最高のリーダーは部下に「私たちがやった」と言わせる

読書をすると、自分の無知を思い知らされ、ズキズキと心が痛むことはないでしょうか。
僕はそれが嫌で本を遠ざけていた時期がありますが、やっぱり学ばないと成長しないんですよね。

成長には痛みが伴うもの。
ソクラテスは、自分が知らないことを知ることの重要さを「無知の知」と呼びました。成長の第一歩は、「私、知らないんだ」という痛みを伴った気づきから始まるということです。

ところが、もう1つ、成長のアプローチがあると言います。
それは、「ごちゃごちゃしたキャンパスを真っ白にする」という方法です。この表現は、たまたまつけたラジオで聞いたのですが、とても的を射た表現だと思いました。

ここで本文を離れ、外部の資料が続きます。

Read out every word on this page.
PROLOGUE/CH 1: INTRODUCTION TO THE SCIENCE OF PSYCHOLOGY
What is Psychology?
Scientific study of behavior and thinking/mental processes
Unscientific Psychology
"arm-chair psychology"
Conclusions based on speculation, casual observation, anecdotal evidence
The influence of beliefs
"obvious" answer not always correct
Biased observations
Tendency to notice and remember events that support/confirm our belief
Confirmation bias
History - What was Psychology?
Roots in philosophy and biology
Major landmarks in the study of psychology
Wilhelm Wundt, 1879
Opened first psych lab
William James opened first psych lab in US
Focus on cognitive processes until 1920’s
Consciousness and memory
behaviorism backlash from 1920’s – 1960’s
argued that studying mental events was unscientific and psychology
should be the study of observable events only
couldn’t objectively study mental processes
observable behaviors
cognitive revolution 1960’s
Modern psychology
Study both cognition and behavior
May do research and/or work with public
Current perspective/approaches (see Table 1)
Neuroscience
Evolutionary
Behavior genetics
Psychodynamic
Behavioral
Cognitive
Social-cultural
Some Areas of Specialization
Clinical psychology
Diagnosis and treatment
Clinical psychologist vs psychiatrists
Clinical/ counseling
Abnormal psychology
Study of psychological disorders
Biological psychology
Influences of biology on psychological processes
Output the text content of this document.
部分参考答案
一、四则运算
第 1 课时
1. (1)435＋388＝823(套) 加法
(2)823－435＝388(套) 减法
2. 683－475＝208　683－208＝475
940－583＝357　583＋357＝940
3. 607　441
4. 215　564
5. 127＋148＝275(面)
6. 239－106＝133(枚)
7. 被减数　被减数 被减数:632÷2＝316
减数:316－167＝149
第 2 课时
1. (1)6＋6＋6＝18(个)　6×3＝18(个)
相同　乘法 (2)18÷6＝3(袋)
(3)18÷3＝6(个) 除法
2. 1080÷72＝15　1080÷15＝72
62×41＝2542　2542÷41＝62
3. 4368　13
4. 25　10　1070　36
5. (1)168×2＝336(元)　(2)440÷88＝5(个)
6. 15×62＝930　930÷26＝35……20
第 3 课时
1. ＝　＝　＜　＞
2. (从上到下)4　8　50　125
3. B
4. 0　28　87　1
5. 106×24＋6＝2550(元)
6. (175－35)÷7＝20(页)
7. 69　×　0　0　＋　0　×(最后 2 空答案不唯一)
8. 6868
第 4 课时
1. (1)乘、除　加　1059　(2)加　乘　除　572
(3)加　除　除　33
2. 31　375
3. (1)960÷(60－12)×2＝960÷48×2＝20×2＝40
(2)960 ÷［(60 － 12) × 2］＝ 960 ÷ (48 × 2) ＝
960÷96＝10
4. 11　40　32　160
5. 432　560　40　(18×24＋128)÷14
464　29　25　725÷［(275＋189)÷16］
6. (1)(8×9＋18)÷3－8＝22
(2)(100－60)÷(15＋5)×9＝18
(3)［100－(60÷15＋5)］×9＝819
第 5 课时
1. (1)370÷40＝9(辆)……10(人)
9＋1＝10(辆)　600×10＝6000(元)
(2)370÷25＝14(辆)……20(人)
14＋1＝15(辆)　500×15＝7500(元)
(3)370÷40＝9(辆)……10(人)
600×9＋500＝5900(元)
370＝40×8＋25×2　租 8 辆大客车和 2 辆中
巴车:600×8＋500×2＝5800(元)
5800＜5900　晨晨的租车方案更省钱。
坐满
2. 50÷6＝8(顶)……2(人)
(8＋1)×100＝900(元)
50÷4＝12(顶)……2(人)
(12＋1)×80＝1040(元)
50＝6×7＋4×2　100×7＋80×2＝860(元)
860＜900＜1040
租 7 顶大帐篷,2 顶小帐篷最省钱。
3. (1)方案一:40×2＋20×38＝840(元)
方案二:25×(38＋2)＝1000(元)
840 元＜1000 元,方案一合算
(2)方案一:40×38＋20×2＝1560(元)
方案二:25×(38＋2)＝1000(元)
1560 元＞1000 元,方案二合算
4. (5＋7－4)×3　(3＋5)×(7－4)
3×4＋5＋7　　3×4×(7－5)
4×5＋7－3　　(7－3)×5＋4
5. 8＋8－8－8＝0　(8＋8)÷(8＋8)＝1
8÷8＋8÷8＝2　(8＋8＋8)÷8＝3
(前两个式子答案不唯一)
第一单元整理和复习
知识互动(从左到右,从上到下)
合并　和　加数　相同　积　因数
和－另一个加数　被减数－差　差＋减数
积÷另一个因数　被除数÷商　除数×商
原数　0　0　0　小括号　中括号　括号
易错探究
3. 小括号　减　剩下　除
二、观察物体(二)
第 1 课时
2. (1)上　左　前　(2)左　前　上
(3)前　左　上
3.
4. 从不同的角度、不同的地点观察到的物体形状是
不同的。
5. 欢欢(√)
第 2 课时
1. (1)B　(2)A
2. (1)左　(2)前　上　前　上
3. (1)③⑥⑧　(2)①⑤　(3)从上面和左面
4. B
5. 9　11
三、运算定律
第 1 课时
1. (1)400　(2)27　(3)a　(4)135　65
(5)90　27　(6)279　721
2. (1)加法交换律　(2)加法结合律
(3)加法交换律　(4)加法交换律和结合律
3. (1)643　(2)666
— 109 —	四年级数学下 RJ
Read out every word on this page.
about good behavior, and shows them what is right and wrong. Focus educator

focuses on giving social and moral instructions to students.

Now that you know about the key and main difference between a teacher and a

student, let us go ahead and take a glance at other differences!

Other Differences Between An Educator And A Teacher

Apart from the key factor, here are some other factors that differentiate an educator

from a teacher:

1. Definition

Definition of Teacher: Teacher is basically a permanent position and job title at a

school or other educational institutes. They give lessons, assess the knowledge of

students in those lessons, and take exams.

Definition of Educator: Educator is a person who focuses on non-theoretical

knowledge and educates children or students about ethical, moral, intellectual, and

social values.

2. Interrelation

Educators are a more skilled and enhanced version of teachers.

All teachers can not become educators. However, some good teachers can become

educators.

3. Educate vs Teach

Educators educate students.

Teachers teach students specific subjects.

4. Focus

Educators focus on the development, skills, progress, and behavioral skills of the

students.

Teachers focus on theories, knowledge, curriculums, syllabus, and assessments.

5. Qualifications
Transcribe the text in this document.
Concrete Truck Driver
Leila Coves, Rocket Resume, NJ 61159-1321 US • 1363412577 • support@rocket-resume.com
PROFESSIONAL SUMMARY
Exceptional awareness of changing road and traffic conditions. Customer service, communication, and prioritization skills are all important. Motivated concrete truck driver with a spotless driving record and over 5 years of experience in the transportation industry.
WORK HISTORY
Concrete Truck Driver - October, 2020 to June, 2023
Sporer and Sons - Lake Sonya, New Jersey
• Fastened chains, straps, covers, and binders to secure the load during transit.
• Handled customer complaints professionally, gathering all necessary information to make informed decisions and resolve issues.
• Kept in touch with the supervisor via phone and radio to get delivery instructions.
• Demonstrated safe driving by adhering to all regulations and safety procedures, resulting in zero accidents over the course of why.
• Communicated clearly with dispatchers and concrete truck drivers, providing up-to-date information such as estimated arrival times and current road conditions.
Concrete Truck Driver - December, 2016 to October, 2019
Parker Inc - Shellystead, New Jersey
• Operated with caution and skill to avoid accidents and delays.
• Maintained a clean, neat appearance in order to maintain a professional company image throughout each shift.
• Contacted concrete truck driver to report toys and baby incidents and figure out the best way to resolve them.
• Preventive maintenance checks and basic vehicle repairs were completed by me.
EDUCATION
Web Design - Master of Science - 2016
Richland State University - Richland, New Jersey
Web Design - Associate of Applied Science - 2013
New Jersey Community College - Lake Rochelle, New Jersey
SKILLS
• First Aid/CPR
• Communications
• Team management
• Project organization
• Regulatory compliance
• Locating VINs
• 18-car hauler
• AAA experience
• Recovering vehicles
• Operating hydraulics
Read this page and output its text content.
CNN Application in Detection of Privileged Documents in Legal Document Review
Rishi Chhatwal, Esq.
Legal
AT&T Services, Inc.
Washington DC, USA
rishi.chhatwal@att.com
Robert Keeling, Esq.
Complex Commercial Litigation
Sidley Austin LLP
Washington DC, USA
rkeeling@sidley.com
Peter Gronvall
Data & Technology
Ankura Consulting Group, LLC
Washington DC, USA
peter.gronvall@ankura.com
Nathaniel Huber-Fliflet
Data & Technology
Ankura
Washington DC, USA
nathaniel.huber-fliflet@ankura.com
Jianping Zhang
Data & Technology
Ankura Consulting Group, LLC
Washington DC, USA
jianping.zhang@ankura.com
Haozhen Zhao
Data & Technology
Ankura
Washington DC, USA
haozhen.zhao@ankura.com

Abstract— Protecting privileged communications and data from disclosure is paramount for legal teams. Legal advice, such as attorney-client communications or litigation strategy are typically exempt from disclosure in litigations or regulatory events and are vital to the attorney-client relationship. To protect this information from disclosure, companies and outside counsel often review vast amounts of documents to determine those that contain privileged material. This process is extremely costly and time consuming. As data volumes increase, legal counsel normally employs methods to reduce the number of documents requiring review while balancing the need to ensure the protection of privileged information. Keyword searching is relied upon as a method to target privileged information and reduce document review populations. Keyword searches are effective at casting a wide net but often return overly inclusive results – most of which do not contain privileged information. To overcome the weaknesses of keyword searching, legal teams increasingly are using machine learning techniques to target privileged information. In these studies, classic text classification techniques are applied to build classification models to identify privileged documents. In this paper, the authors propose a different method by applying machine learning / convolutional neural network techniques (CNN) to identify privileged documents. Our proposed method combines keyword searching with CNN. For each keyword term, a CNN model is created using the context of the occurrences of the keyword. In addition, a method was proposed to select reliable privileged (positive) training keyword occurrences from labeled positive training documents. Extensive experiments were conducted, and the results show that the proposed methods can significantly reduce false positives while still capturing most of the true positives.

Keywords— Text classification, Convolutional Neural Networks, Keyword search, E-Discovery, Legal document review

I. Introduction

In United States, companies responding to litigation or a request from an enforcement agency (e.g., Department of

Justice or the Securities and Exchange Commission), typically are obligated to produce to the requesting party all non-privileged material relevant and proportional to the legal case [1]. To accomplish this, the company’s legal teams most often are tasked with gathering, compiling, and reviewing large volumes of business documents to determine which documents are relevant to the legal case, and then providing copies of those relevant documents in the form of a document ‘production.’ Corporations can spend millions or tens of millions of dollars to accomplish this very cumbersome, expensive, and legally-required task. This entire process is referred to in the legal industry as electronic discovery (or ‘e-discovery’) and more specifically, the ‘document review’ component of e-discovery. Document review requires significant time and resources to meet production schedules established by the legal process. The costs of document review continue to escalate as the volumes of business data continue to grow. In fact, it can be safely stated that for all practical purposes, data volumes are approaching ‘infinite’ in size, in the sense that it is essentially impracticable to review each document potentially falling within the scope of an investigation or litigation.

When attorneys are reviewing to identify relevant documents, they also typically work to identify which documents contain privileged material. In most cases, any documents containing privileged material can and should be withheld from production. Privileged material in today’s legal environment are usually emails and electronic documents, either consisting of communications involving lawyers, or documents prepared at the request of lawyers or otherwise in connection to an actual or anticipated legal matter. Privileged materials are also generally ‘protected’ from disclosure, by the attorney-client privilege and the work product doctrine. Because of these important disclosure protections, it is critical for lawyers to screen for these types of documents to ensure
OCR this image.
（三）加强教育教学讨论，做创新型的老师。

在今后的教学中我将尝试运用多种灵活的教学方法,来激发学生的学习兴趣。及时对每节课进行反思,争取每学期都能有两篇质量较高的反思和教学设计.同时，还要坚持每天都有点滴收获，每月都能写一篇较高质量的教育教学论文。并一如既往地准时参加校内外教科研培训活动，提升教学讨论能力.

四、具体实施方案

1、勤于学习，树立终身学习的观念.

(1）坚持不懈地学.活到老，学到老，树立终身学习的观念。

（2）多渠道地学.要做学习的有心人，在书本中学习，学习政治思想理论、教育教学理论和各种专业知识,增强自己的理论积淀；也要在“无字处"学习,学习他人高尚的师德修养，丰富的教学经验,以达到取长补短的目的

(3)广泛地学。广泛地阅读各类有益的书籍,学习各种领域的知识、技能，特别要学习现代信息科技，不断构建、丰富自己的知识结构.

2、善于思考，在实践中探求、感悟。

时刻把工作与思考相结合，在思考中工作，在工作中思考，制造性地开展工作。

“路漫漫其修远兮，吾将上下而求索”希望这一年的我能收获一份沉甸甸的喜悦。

キャンパスが以前に描いたものでごちゃごちゃしていたら、新しいものは描き込めません。
ラジオでは、最近話題の「リスキリング」をテーマにあげ、その第一歩は「消去」だということを話していました。

私たちは、学ぶという行為を足し算のように捉えがちです。知識の量を増やすだけならそれで良いのですが、知識を実務で使うなら、脳内を最新の状態にアップデートする必要がある…つまり「引き算」をすることが求められます。

僕は、この話に衝撃を受け、メンターに話しました。
すると、メンターはさらっとこう言います。

「そんなものは無理な話だ」

身も蓋もない言い様ですが、冷静になるとその通りだと思いました。
脳内の記憶を消去することは不可能ですし、脳は物事をパターン化し学習する性質があるので、過去に仕入れた知識や体験の呪縛から逃れることはできません。
これが、いわゆる「頭が固くなる」ということです。

いかんともしがたい事実であるとすれば諦めるしかありません。
ここで言う「諦め」とは肯定的な意味で、その語源であるとされる「明らかにする」ということです。
何を明らかにすれば良いのでしょうか。

それは「活躍の仕方」を明らかにすることです。

これまでの、自分のキャンパスを充実させるスタイルから、「白いキャンパス」に頼るという活躍の仕方です。
つまり、若い人たちの力を借り、任せるということです。

米国の社会心理学者、ディーン・サイモントンは、キャリアの生産性は、20年目にピークを迎え、その後は急速に低下していくということを発見しました。
20歳から働き始めたとすれば、40歳以降には働き方を変える必要に迫られるということです。

老師の「最高のリーダーは人々に”私たちがやった”と言わせる」という言葉は、今、とても重みをもって聞こえるのです。

自分のキャンパスを充実させるのではなく、白いキャンパスが活躍できるように自分の知識と経験を活かすことが、年配者が老害扱いされずに、最前線で活躍する最善の方法だと思います。